Bu koşullu cehalet tipolojisinin aksi versiyonu, hiçbir şey bilmediği ya da yarım yamalak bildiği halde her şeyi çok iyi bildiği inancını acayip bir pervasızlıkla yüksek sesle dillendirmekten geri durmayanlar oluyor. Okumaz, araştırmaz, ama bilirler. Nereden bildiklerini hatırlamazlar bir türlü; söylediğini nerede görmüş, nerede okumuş, kimden dinlemiş, vs. Bir tartışma esnasında son söz olarak sığındıkları temel argümanları, “Ben öyle biliyorum” tarzı cümlelerdir ve asla, “yanlış biliyormuşum” veya “araştırayım” filan demezler. Vücudundan et kopar daha iyi, o derece…
Sinan Sütpak’a reva görülen zulüm…
İlhan Sami Çomak’ı, 30 yıllık cezasının infazı tamamlandığı halde serbest bırakmadılar. Cezaevi İdare ve Gözlem Kurulu, “iyi halli değil” dediği için. Üç ay sonra “iyi halli” olup olmadığına bakacaklar tekrar…

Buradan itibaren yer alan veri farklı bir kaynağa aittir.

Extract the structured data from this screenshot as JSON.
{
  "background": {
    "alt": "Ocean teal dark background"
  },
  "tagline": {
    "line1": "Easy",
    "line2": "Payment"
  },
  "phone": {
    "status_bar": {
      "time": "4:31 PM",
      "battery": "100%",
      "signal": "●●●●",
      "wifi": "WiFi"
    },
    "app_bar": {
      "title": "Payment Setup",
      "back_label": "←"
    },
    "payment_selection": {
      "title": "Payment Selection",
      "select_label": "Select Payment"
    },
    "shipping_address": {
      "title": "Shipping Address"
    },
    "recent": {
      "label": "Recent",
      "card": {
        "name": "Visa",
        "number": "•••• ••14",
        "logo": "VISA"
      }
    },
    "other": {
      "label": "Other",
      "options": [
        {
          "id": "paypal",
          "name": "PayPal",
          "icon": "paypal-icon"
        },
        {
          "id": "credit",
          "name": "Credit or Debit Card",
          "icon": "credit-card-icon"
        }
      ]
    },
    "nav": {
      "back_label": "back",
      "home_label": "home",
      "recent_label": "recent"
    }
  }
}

Bu kurulların Yozgat’ta olanı, Sinan Sütpak isimli bir siyasi mahpusu, 30 yıllık cezasını tamamlamış olmasına rağmen tam 1.5 yıldır serbest bırakmıyor! 6 kez toplanmış, Sinan’ın durumunu sözüm ona görüşmüşler ve neticede hep aynı kararı vermişler: “İyi halli olmadığı için…” En son geçtiğimiz 6 Ağustos günü demişler bunu ve Sinan Sütpak’ın serbest bırakılmasını 6 ay daha uzatmışlar. 6 ay sonra bunu bir 6 ay daha uzatmayacaklarının garantisi yok bu arada…
Sinan mahpus arkadaşımdır. Adıyaman’da, Bursa’da beraber mahpus yatmışlığımız var. “İyi halli değil” denilen Sinan, aksine iyi bir insandır. Ama serde Zazalık var ve muhtemelen ona “pişman mısın?” türü sorular soruyorlardır, o da bunu soranlara, “Quzilqurt!” diye başlayan cevaplar veriyordur… Oğlu Özgür’le konuştum, o da İlhan gibi elbet bir gün o zindan kapılarından başı dik çıkacak…
Şuraya yazıyorum, maksat kayda girsin: İnsanları “suçlamak” ve özgürlüğünden mahrum eden “cezalar” vermek mahkemelerin işidir, cezaevi görevlilerinin oluşturduğu bu kurulların değil! Apaçık yargısız infaz suçu işliyorlar!